Den längsten Supersoft-Longrun der Spitzenpiloten absolvierte Felipe Massa. Der Brasilianer bewegte sich auf seinen schnellsten Runden zwischen dem Niveau von Rosberg und Hamilton und unterstrich damit, dass Mercedes in Spielberg wohl nicht nur mit Ferrari, sondern auch mit Williams rechnen muss. Im Vorjahr gelang es dem britischen Traditionsteam überraschend, die komplette erste Startreihe zu besetzen, wenn auch nur dank Fehlern der Mercedes-Piloten.

Im Williams-Lager ist man jedenfalls positiv gestimmt, dass der mit zahlreichen Updates ausgestattete und vom gewohnt leistungsstarken Mercedes-Motor befeuerte FW37 ein Anwärter auf die absoluten Spitzenplätze ist. "Ich denke, wir haben einen Schritt nach vorne gemacht", meinte Valtteri Bottas. "Die zweite Reihe ist auf jeden Fall möglich. Die Top-3 sind das Ziel für das Qualifying." Und Massa fügte hinzu: "Die Longruns schauen stark aus."

Reifen bauen kaum ab

Neben dem Umstand, dass wegen der hohen Leistungsdichte mit einem spannenden Rennen zu rechnen sein sollte, zeigen die Longruns aber auch noch etwas anderes: Die Reifen bauen kaum ab, auch nach einer Vielzahl von Runden ist der Zeitverlust nur minimal. Somit dürfte es wie schon zuletzt in Monaco und Kanada auf ein Ein-Stopp-Rennen hinauslaufen, was die strategischen Möglichkeiten stark einschränkt.

Nur schwere Verbremser setzen den Reifen zu, Foto: Sutton
Nur schwere Verbremser setzen den Reifen zu, Foto: Sutton

"Ich hoffe auf ein wenig Regen, damit ein bisschen Überraschungsmoment in die Sache kommt. Ansonsten wird es ein Ein-Stopp-Rennen - da bin ich mir ziemlich sicher", fürchtet Pirellis Motorsportchef ohne Hilfe des Wettergotts einen langweiligen Grand Prix. Christian Danner drückte es noch dramatischer aus: "Man könnte das Rennen mit den Supersofts fast durchfahren. Es gibt keinen Verschleiß."

Aufgrund des geringen taktischen Spielraums wird es umso wichtiger sein, einen guten Start zu erwischen, da der Red Bull Ring trotz seiner beiden DRS-Zonen nicht unbedingt zum Überholen einlädt. "Es ist hier ein bisschen wie in Monaco", meinte Nico Hülkenberg.

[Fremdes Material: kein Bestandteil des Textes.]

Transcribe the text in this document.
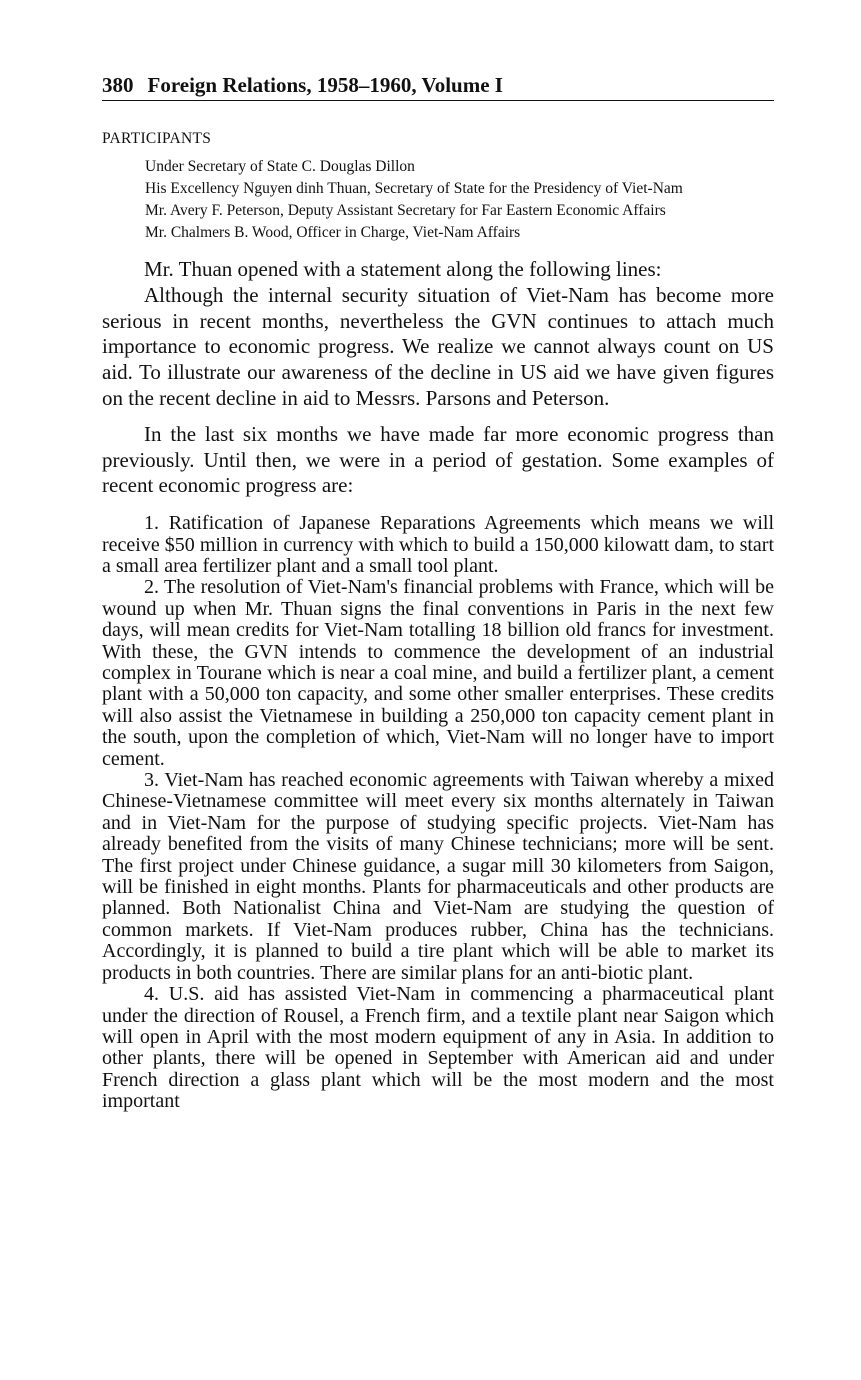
380 Foreign Relations, 1958–1960, Volume I
PARTICIPANTS
Under Secretary of State C. Douglas Dillon
His Excellency Nguyen dinh Thuan, Secretary of State for the Presidency of Viet-Nam
Mr. Avery F. Peterson, Deputy Assistant Secretary for Far Eastern Economic Affairs
Mr. Chalmers B. Wood, Officer in Charge, Viet-Nam Affairs

Mr. Thuan opened with a statement along the following lines:

Although the internal security situation of Viet-Nam has become more serious in recent months, nevertheless the GVN continues to attach much importance to economic progress. We realize we cannot always count on US aid. To illustrate our awareness of the decline in US aid we have given figures on the recent decline in aid to Messrs. Parsons and Peterson.

In the last six months we have made far more economic progress than previously. Until then, we were in a period of gestation. Some examples of recent economic progress are:

1. Ratification of Japanese Reparations Agreements which means we will receive $50 million in currency with which to build a 150,000 kilowatt dam, to start a small area fertilizer plant and a small tool plant.

2. The resolution of Viet-Nam's financial problems with France, which will be wound up when Mr. Thuan signs the final conventions in Paris in the next few days, will mean credits for Viet-Nam totalling 18 billion old francs for investment. With these, the GVN intends to commence the development of an industrial complex in Tourane which is near a coal mine, and build a fertilizer plant, a cement plant with a 50,000 ton capacity, and some other smaller enterprises. These credits will also assist the Vietnamese in building a 250,000 ton capacity cement plant in the south, upon the completion of which, Viet-Nam will no longer have to import cement.

3. Viet-Nam has reached economic agreements with Taiwan whereby a mixed Chinese-Vietnamese committee will meet every six months alternately in Taiwan and in Viet-Nam for the purpose of studying specific projects. Viet-Nam has already benefited from the visits of many Chinese technicians; more will be sent. The first project under Chinese guidance, a sugar mill 30 kilometers from Saigon, will be finished in eight months. Plants for pharmaceuticals and other products are planned. Both Nationalist China and Viet-Nam are studying the question of common markets. If Viet-Nam produces rubber, China has the technicians. Accordingly, it is planned to build a tire plant which will be able to market its products in both countries. There are similar plans for an anti-biotic plant.

4. U.S. aid has assisted Viet-Nam in commencing a pharmaceutical plant under the direction of Rousel, a French firm, and a textile plant near Saigon which will open in April with the most modern equipment of any in Asia. In addition to other plants, there will be opened in September with American aid and under French direction a glass plant which will be the most modern and the most important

Als große Unbekannte muss das Wetter angesehen werden, vor allem am Samstag zum Qualifying sind Regenschauer nicht ausgeschlossen. Sollte der Himmel auch am Sonntag seine Schleusen öffnen, könnte dies vor allem der Heimmannschaft Red Bull Racing in die Karten spielen - Daniel Ricciardo und Daniil Kvyat müssen wegen des Einsatzes des bereits fünften Motors von ganz hinten starten. Bleibt es hingegen trocken, rechnet man sich im Lager der Bullen kaum Chancen auf Punkte aus.

Fazit: Trotz des ungewöhnlichen Trainingsresultats wäre es eine Überraschung, sollte die Pole Position schlussendlich nicht an Mercedes gehen - zur Not können die Silberpfeile noch immer etwas mehr Power als die Konkurrenz abrufen. Die Ausgangslage für das Rennen scheint hingegen völlig offen. Ferrari und Mercedes agieren auf Augenhöhe und auch Williams ist mit dem neuen Aero-Paket keineswegs zu unterschätzen.